A solution of 3 (410 mg, 1.17 mmol), 4 (254 mg, 1.17 mmol), and piperidine (116 μL, 1.17 mmol) in anhydrous ethanol (10 mL) was set to reflux for 18 h and then concentrated under vacuo. The crude reaction mixture was purified using normal-phase silica (5–10% methanol in dichloromethane) to yield 5 (295 mg, 46%) as a yellow solid. 1H NMR (500 MHz, CDCl3) δ 8.56 (d, J = 4 Hz, 2H), 8.01 (dd, J = 8.5, 2.0 Hz, 1H), 7.80 (apparent s, 1H), 7.65–7.63 (m, 3H), 7.53 (d, J = 8.0 Hz, 2H), 7.16–7.14 (m, 3H), 6.81 (d, J = 10.5 Hz, 1H), 6.69 (dd, J = 8.0, 3.0 Hz, 1H), 6.51 (d, J = 8.5 Hz, 1H), 5.74 (d, J = 10.0 Hz, 1H), 3.76 (s, 4H), 3.53–3.46 (m, 2H), 2.73 (s, 3H), 1.32 (s, 3H), 1.18 (s, 3H). 13C NMR (126 MHz, DMSO-d6) δ 169.74, 159.31, 157.88, 157.68, 155.79, 151.73, 148.88, 148.65, 147.65, 136.90, 136.35, 131.74, 129.09, 127.06, 123.58, 123.11, 122.56, 122.42, 122.13, 119.96, 116.20 (2C), 111.58, 111.39, 105.85, 104.10, 59.61, 59.06, 51.21, 50.82, 28.68, 20.33 (2C). HRMS (m/z) for +H ([M + H]+) calcd 551.2453; found 551.2460.
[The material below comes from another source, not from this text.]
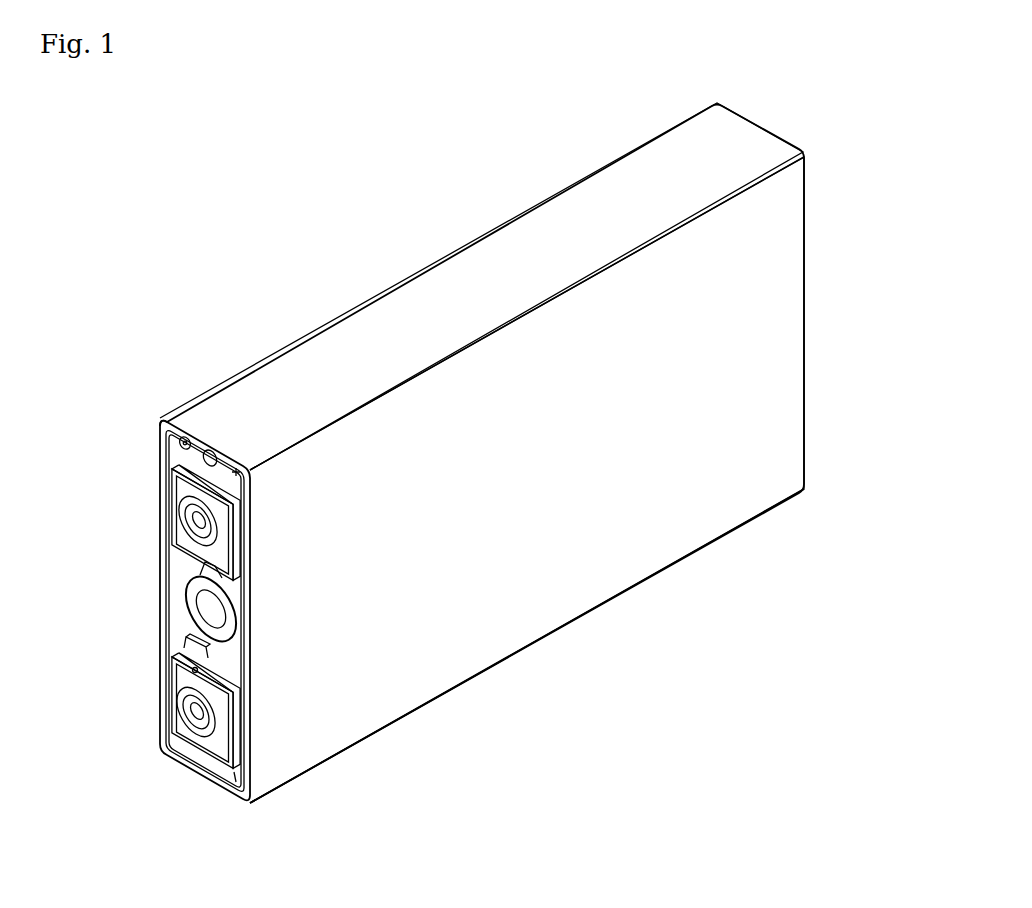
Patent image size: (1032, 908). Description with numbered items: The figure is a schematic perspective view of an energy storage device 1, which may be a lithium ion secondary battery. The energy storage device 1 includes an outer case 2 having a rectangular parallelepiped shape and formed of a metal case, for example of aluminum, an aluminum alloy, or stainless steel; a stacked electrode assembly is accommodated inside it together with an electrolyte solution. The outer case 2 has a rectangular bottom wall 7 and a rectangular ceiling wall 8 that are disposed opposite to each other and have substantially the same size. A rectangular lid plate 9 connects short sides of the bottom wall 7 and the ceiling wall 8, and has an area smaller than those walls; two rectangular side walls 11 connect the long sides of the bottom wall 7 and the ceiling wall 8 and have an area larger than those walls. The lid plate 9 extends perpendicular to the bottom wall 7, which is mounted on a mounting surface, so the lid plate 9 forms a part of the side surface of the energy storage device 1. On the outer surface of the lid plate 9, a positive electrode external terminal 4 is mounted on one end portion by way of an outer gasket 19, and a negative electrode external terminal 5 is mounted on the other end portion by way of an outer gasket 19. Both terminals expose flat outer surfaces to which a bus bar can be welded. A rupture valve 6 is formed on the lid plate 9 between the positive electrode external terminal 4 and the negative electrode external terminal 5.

NMR spectrums (1H and 13C), HRMS, reverse-phase analytical HPLC traces of compound 5, additional experimental protocols and the associated graphs for (1) computational calculations, (2) spectroscopic analysis, and (3) cellular assays can be found in the Supporting Information section.